With your human reasoning you will attempt to tear the delicate membranes away from the gestation of the egg in order that the curious unbelieving eyes can "peep" upon the processes of birth. So will you make a sharp incision with the all-knowing human mind into what you suppose to be the veil of Life, hoping to find out how to make money out of the ethers or increase out of the nothing. But all that you shall find is the nothingness which you knew was there all the time.

"Arise and shine, for thy light is come." You hear it over and over. Again you wait for the light to come. One day you hear it for the first time, and find the place flooded with the light of revelation. You remember that which you had forgotten - that "your Father hath enough and to spare" - not that He will have nor that He should have, but that He has. Nothing you can do will make this so nor help to make it so. It is already so or else it was never so. Nothing you can do can ever make any Truth so. It is already so, or else it would never be so. What you can do is make the gesture and let the great Power find its own glorious expression here and now.

You can arise and walk into the new day of expression now. You can open the eyes born blind. You can raise the dead when you begin to make the gesture following the command of Jesus, "Go thou and do likewise" - exactly the same as he did.

You are, with Jesus, not ashamed to assume this glorious Power. Your God-given heritage awaits you, because you have long since realized that you as a personality are helpless and can do nothing. It is nothing to be ashamed of. Jesus knew that he could do nothing, and suddenly you come to the same honest place of expression.
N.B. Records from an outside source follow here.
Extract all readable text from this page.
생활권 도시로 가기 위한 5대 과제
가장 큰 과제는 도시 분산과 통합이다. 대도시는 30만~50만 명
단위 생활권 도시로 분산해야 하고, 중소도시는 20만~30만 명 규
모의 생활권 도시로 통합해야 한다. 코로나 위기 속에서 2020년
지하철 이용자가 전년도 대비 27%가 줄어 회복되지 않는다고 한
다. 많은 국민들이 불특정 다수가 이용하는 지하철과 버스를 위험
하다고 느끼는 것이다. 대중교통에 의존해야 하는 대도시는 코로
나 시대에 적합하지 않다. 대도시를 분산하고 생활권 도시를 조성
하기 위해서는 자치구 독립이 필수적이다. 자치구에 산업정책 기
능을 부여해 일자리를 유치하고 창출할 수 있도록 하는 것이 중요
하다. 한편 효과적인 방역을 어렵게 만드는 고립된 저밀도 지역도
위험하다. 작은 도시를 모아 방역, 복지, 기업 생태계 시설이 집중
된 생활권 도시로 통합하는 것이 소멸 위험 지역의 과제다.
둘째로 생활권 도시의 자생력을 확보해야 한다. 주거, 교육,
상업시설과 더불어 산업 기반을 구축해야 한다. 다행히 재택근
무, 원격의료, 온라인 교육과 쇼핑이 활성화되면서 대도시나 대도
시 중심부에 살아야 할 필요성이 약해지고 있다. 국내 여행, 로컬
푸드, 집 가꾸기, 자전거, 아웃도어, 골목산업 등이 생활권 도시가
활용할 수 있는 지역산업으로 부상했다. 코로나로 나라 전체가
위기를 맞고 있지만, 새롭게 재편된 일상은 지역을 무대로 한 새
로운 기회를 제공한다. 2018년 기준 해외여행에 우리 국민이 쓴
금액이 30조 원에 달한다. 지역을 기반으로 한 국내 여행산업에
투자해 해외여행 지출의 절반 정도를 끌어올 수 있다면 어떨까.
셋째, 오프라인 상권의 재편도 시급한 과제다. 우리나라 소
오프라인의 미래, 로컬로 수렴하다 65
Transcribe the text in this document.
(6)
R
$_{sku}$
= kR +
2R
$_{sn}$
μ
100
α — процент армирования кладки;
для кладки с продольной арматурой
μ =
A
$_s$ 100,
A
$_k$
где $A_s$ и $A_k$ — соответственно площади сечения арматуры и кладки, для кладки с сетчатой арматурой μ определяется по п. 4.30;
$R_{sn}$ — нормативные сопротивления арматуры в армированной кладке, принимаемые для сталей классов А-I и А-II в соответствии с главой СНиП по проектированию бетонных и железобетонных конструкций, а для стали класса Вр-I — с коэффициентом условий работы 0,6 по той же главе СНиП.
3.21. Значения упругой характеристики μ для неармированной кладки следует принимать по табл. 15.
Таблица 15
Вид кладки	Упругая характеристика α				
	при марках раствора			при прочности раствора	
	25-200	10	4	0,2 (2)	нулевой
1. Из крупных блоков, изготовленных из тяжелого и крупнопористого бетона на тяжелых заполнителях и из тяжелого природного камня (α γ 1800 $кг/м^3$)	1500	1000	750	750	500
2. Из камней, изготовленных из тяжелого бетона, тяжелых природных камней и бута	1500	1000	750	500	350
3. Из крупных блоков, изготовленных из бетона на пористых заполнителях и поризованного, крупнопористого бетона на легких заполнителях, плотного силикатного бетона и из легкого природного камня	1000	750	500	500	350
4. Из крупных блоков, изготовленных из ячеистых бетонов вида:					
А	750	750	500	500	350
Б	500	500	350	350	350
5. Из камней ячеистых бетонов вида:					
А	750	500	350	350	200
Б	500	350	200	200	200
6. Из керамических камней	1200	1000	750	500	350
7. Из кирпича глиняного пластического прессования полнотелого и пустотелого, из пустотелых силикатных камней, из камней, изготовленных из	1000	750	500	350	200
It is hard for the old man, the old personality swollen with pride at what it has thought it has accomplished, to give up and admit that it can do nothing. Why, didn't I build a church, no matter how small, and didn't I heal a certain person, or give generously of my money, and have I not been recognized as a great healer and helper and a doer of good deeds? As long as all this remains it is impossible for you to follow the Christ teaching. If Jesus found he could do nothing, and asked his followers not to call him good, let the brazen personality who can stand in this revealing light come forth, and claim his or her temporal power, and glorify his temple filled with the dead men's bones of little things that have happened in the past. But if you find with the Master the deep secret thing which we are designating as making the gesture, you will leave all and follow me. You will automatically rise when the Voice speaks, and will carry on from the heights of the Secret Place.

The Secret Place is not visible to those seeking place and power, neither is the place of the Host. "Choose ye this day whom ye will serve." What do you feel? Can you come? Can you rise? Can you open your eyes? And can you "Go thou and do likewise"? ;Can you? Can you make the gesture?